There is a frightening logic about AI she is telling us. The robots literally base their whole society on Shakespeare’s view of the world. Their main raison d’etre is to re-create humanity because mankind must thrive.

Their early attempts are actually successful, but they believe the signs of adolescence – moodiness, anger etc are signs of imperfection and the failure of their experiment. Because AI rules don’t allow them to painlessly destroy the humans they have made, they cast them outside their protected bio-domes presumably to die in the wilderness, much as Prospero treated the deformed creature Caliban in The Tempest.

In their attempt to recreate humans, the robots decide they must remove those elements of the human character that led to its doom – hate, anger, the need for power.

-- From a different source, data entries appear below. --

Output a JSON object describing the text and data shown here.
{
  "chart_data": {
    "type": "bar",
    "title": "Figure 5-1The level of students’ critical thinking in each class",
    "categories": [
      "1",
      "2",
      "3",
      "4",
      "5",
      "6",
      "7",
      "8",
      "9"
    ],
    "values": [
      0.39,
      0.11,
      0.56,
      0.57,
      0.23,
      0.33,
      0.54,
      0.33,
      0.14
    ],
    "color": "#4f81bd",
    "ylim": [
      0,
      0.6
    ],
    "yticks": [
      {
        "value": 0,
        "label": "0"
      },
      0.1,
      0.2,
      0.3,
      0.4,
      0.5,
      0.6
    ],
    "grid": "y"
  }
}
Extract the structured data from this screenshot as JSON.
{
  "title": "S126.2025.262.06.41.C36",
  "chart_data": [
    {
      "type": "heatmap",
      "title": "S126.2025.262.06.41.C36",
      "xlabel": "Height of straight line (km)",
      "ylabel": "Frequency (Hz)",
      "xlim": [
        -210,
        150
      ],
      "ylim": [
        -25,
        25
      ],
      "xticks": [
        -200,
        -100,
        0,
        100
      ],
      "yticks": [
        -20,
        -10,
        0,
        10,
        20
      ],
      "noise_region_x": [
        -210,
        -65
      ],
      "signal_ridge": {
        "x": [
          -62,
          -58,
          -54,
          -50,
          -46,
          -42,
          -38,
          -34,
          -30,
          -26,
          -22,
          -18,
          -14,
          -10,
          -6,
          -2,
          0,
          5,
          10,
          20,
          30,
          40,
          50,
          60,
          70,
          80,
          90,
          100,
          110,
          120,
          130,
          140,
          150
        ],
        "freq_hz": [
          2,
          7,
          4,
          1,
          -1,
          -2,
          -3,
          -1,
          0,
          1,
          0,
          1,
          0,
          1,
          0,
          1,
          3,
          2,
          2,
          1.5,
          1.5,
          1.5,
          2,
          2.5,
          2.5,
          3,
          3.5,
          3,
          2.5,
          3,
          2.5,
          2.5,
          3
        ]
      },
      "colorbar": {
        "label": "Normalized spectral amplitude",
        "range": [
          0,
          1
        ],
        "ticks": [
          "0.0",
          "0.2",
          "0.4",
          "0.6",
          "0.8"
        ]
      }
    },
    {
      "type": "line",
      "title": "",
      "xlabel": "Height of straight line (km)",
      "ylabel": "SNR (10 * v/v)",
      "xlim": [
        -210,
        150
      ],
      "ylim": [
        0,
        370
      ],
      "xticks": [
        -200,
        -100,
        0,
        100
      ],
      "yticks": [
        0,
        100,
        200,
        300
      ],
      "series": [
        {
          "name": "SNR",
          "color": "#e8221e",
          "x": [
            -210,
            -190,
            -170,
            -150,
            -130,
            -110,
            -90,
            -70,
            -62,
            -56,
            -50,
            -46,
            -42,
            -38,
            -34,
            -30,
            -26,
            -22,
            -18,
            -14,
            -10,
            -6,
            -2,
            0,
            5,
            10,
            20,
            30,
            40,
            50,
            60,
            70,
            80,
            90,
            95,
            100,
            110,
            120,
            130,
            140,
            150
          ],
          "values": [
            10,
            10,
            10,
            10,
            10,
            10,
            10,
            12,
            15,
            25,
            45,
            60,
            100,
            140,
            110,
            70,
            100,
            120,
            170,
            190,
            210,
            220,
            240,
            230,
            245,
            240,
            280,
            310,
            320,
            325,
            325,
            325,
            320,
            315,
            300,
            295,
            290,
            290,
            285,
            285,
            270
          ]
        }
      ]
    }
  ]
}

You can see the scary logic of this machine world but of course we know it will all end in tears.

It is Shakespeare’s “so potent art” that leads them in all things even when the great writer seems to contradict himself. Ariel is puzzled why his greatest tribute to love – Romeo and Juliet – only leads to hate and death. The end is predictably inevitable.

Emily Carding, directed by Dominique Gerrard gives a stunning performance as our monotone robotic guardian angel. And in the Shakespearean passages she is strong, energetic and full of emotion.

To be or not to be is a binary question which the robots can identify with – zero or 1, thrive or not thrive. But in the end the seeds of destruction are hidden in the seeds of creation.

Quintessence plays at  Sweet Werks 2 in Middle Street, Brighton as part of Brighton Fringe till May 12.